Her bir insana tek bir hayat verildiği düşünürdüm. Kendimi çıktığım gökdelenden aşağıya bıraktığımda yaşamdan tamamen kopacağımı zannediyordum. Ne zaman yüksek bir binaya çıksam beni büyük bir ihtiyaçla yanına çağıran o sesin hastalığımdan kaynaklı olduğunu düşünmüştüm. Çünkü her şeyin bir nedeni olmalıydı. Geceleri sürekli izlenme huzursuzluğu ile uyanmalarım, balkonumdan asla ayrılmayan o karganın varlığı, çoğu gece ıstırap çeker gibi attığı çığlıklar ile beni asla uyutmaması. Bunlar beynimin bir oyunu olmalıydı çünkü benden başka onu ne gören vardı ne de duyan... Fakat yanıldım onun ölüm olduğunu ve ölümünde bir ruhu olduğunu bilmiyordum. Bunu anlamam kısa sürdü.

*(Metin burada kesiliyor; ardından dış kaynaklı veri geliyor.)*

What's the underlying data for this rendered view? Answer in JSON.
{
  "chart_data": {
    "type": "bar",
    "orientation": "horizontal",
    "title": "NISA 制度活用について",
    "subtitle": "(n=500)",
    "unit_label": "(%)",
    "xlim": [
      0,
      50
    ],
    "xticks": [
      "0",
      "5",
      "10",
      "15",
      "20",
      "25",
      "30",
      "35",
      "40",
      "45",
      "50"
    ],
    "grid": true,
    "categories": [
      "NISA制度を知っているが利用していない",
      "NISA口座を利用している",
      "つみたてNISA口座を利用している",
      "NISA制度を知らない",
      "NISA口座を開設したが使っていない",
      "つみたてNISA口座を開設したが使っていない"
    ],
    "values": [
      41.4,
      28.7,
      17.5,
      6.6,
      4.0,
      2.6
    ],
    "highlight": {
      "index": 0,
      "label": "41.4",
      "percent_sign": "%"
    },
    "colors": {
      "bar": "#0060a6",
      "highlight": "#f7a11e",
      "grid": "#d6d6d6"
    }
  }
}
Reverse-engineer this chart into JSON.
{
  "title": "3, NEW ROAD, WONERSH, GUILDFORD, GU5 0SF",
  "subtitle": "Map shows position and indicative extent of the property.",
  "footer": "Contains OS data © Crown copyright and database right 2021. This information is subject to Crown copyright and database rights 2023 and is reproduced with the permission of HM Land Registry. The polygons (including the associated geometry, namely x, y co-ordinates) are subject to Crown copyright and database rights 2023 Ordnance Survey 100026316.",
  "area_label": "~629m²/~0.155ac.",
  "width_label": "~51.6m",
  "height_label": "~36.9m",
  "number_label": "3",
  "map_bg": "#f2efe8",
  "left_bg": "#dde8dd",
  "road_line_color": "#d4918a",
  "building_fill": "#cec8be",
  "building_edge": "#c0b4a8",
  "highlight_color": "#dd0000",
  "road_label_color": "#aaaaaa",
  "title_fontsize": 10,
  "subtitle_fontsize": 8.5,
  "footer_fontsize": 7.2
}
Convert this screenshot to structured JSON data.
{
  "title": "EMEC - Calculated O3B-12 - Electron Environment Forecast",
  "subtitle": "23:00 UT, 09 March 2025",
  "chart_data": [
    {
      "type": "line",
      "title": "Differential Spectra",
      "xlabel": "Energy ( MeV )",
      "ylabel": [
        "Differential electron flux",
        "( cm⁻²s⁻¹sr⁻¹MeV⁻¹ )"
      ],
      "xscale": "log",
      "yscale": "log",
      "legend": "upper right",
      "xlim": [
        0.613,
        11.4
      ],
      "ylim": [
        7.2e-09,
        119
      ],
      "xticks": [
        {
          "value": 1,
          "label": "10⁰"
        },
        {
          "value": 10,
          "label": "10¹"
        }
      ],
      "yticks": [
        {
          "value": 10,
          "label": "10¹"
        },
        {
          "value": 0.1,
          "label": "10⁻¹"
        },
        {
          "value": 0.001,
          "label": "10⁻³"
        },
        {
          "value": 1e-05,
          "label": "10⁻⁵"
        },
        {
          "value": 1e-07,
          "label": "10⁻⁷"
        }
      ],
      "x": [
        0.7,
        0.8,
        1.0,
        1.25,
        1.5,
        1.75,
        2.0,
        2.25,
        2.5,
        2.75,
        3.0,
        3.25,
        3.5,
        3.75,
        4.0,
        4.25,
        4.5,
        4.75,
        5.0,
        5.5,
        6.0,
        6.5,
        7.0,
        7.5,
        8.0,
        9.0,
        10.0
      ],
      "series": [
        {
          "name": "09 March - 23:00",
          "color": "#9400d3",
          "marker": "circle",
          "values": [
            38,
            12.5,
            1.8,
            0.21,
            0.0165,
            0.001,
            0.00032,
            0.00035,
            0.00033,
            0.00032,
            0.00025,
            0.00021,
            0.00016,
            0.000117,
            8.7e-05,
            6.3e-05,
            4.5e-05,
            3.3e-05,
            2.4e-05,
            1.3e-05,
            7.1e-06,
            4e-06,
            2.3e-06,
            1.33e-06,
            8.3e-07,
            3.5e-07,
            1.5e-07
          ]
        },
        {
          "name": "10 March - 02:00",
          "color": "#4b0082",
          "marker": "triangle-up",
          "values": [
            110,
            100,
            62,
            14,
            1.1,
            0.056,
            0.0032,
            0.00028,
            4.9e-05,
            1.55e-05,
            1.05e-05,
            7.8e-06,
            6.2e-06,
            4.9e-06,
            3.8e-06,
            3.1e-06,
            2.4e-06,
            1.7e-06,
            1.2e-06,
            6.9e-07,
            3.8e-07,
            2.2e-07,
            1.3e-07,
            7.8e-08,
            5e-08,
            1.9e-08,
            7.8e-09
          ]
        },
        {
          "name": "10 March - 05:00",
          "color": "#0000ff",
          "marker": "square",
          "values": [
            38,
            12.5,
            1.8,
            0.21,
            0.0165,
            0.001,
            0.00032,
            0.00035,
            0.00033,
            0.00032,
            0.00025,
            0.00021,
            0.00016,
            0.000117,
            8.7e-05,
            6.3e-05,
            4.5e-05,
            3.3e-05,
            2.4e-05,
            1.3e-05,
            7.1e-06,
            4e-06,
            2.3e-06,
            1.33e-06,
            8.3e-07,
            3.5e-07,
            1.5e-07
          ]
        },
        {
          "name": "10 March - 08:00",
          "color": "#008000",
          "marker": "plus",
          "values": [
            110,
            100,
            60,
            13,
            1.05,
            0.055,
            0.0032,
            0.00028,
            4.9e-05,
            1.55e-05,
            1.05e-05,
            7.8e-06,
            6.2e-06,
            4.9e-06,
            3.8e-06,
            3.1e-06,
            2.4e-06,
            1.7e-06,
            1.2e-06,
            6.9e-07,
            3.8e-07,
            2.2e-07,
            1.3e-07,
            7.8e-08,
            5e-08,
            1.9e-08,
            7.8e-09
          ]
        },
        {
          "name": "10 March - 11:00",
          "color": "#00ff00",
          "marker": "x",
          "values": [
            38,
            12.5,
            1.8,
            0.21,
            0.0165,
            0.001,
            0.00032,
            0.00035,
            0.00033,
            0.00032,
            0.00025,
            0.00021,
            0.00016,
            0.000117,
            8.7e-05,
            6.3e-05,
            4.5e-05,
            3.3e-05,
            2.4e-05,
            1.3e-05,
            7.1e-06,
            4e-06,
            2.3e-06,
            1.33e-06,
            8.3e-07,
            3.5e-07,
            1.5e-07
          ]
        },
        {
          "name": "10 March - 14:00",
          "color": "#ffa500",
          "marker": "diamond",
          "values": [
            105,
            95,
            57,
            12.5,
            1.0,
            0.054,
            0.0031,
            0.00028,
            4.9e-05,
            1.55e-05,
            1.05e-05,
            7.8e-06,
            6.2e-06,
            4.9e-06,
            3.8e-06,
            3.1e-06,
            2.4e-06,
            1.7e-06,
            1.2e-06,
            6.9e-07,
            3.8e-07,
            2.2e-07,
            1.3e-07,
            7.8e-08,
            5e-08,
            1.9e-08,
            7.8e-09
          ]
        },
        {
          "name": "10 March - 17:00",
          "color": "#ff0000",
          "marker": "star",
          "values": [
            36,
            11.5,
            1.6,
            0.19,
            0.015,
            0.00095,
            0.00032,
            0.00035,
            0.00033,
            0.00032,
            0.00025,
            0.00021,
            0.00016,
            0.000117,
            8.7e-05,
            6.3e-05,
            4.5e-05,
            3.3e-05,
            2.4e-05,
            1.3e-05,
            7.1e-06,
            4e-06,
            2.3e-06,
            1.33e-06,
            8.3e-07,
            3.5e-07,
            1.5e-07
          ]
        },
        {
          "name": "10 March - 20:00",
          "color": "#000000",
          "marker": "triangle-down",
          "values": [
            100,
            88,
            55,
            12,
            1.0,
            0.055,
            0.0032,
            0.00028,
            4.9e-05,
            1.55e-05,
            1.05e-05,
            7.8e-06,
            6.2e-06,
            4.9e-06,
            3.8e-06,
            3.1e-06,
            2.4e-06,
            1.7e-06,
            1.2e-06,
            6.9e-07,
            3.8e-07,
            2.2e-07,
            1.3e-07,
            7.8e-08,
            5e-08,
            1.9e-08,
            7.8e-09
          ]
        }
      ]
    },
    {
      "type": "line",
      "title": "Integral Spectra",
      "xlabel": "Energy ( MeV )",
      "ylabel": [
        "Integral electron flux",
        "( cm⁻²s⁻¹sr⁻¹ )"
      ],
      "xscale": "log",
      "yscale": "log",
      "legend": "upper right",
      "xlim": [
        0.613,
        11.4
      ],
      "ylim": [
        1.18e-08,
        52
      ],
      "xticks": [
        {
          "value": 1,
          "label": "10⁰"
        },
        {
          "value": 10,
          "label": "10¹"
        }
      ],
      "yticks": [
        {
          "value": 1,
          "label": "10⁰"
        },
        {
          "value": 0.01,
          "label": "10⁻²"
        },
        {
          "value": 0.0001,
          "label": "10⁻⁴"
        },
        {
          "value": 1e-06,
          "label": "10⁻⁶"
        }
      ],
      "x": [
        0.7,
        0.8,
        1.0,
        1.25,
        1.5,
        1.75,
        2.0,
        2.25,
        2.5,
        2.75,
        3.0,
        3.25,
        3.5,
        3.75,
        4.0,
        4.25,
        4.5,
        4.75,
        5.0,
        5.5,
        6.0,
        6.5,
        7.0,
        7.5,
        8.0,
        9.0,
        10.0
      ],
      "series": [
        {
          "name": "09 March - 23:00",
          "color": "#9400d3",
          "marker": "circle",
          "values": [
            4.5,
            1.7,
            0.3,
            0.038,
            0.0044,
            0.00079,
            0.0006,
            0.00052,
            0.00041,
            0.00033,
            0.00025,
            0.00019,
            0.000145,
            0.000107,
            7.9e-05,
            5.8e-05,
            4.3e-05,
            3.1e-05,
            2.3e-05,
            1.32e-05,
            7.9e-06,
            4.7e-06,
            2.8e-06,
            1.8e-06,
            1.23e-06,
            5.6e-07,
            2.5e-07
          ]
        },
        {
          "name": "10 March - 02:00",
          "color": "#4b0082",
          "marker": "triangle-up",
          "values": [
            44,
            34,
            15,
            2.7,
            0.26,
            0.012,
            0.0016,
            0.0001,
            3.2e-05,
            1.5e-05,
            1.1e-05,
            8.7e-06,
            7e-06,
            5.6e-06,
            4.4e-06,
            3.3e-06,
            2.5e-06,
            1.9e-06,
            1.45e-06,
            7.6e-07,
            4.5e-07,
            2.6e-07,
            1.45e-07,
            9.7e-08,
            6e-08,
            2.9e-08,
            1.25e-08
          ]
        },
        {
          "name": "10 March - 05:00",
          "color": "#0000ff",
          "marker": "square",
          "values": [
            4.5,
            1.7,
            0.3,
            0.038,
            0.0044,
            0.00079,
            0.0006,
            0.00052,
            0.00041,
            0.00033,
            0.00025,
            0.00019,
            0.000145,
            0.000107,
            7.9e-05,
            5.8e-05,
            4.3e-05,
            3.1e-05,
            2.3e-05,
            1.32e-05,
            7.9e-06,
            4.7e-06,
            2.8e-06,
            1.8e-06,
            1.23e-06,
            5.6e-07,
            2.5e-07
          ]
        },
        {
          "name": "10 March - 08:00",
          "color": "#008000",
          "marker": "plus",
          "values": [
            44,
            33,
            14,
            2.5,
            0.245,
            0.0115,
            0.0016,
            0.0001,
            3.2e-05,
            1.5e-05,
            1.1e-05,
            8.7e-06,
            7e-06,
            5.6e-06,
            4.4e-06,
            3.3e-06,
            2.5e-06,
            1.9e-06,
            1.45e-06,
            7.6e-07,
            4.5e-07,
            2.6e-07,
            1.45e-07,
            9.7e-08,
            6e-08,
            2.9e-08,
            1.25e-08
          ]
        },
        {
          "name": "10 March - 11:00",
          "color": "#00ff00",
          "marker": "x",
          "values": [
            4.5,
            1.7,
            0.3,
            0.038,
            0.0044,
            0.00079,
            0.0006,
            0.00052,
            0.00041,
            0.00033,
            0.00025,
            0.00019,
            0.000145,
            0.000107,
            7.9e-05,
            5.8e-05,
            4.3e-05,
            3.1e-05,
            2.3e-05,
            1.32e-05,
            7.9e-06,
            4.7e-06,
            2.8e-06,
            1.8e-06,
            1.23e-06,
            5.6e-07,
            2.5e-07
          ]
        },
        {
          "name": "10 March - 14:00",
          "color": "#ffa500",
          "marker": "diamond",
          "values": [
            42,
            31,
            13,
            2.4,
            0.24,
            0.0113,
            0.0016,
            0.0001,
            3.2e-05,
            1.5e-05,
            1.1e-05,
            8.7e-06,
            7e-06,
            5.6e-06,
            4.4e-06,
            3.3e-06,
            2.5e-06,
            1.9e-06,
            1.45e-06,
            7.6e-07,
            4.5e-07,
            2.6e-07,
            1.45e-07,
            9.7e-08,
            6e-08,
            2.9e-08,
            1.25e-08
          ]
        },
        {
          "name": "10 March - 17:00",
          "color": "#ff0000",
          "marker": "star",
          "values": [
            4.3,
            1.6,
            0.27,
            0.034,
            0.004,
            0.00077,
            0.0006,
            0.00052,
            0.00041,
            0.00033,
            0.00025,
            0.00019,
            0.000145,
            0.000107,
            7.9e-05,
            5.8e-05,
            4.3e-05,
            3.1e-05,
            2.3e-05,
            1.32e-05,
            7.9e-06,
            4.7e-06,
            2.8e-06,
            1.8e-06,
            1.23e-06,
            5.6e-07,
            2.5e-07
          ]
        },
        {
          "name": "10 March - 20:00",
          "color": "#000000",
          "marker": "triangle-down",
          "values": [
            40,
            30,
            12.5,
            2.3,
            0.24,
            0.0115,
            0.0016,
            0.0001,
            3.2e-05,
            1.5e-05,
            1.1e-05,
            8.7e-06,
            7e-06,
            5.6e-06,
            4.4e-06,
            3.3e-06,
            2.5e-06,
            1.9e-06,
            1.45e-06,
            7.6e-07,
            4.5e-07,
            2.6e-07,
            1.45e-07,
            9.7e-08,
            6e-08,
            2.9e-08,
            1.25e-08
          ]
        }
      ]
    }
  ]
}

Hayat hiçbir zaman istediğim gibi gitmemişti. Kurduğum hayaller kendimi gelecekte düşlediğim yerler, hiçbirine erişemedim. Yaşamanın anlamı sadece nefes alıp vermekse bunu devam ettirmem sadece mazoşist olduğum anlamına gelirdi.
Bir tekrarı yaşamanın ilgi çekici hiçbir tarafı yok. Buna son vermek içinse sadece biraz cesarete ihtiyacım var. Çıktığım yüksek binada kendime bunu sayıklayıp duruyordum. Sadece ufak bir cesaret, sonra her şey acı vermeyi bırakacak. Artık sağlıklı olmayan ve bana sadece acı veren bu zihinden tamamen kurtulacağım.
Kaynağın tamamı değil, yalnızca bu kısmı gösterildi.